The “7-point discussion” is a practical way to write the discussion, as shown in Table 3. The following points require consideration while writing a paper, (i) novelty, (ii) clarity, (iii) brevity, and (iv) avoiding verbosity and plagiarism (high degree of similarity in language with other published papers). Attention should be given to write good English, which is particularly essential for the authors whose first language is not English. A good practice is to write short sentences in active voice and avoiding a combination of sentences and dividing each section into multiple sub-sections. There are different guidelines for reporting different types of research (www.equator-network.org), as shown in Table 4.

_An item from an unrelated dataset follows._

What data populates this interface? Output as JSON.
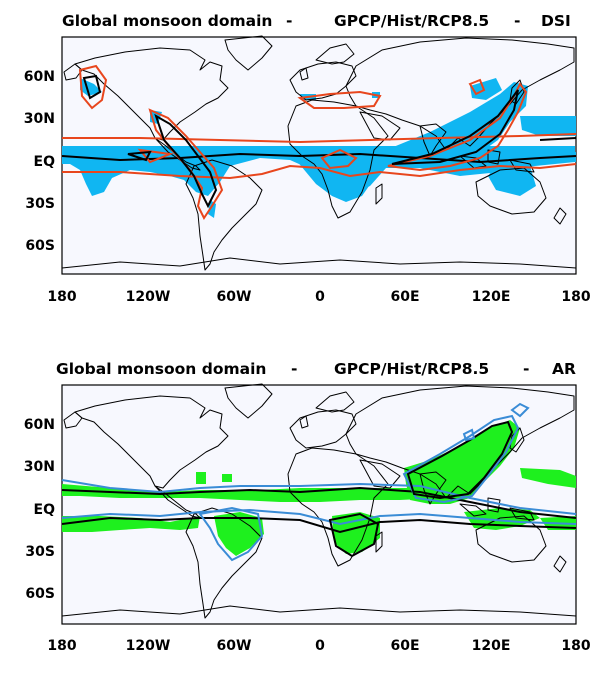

Table 3 Seven-point discussion
Table 4 Reporting guidelines for main study types

Selection of the journal is important. Factors to be considered in selecting a journal for publication include focus and purpose of the journal; local, regional, or global readership or whether the readers are scientists or clinicians; review process; acceptance rate; impact factor; publication schedule; print vs. online publication; credibility; and the cost of the publication. Though every author would like to publish the study in high-impact international journal, the journal editors and the reviewers also look at the novelty and the scope of the paper and whether it would be cited by others. Hence, it is good not to be over-ambitious. Revision of the paper and responding to the reviewers’ comment are keys to success. It is important to remember that most reviewers are quite positive, and they are trying to improve the paper and respond accordingly.

Conclusion

Active research life is an essential component of the modern physician’s portfolio to improve scientific knowledge, implement clinical treatment protocols, and promote high-quality, evidence-based service provision for the communities that we serve. Research does not have to be complicated, but it does need to adhere to the principles of scientific rigor, using a validated approach. Many research questions are purely observational, with the most straightforward ideas often being the best and the most achievable. An appreciation of statistics helps design a realistic and deliverable research protocol, but collaboration through a research network allows input from experts in data analysis at an early stage of planning. With a network of support, research is practical even for the busiest of clinicians contributing to a range of activities from sample collection for laboratory studies to clinical documentation in epidemiological or audit work. The importance of validated clinical phenotype cannot be over-emphasized. A research-active clinical community is evidenced to deliver improved patient outcomes and reduce mortality [27,28,29]. Being mindful of the opportunities for research in clinical practice is a key to the delivery of a better future for our patients. The role of National Specialty Societies in supporting this ambition is to promote the engagement of our members in such research activity and to support the publication of the resulting data through our peer-reviewed journals.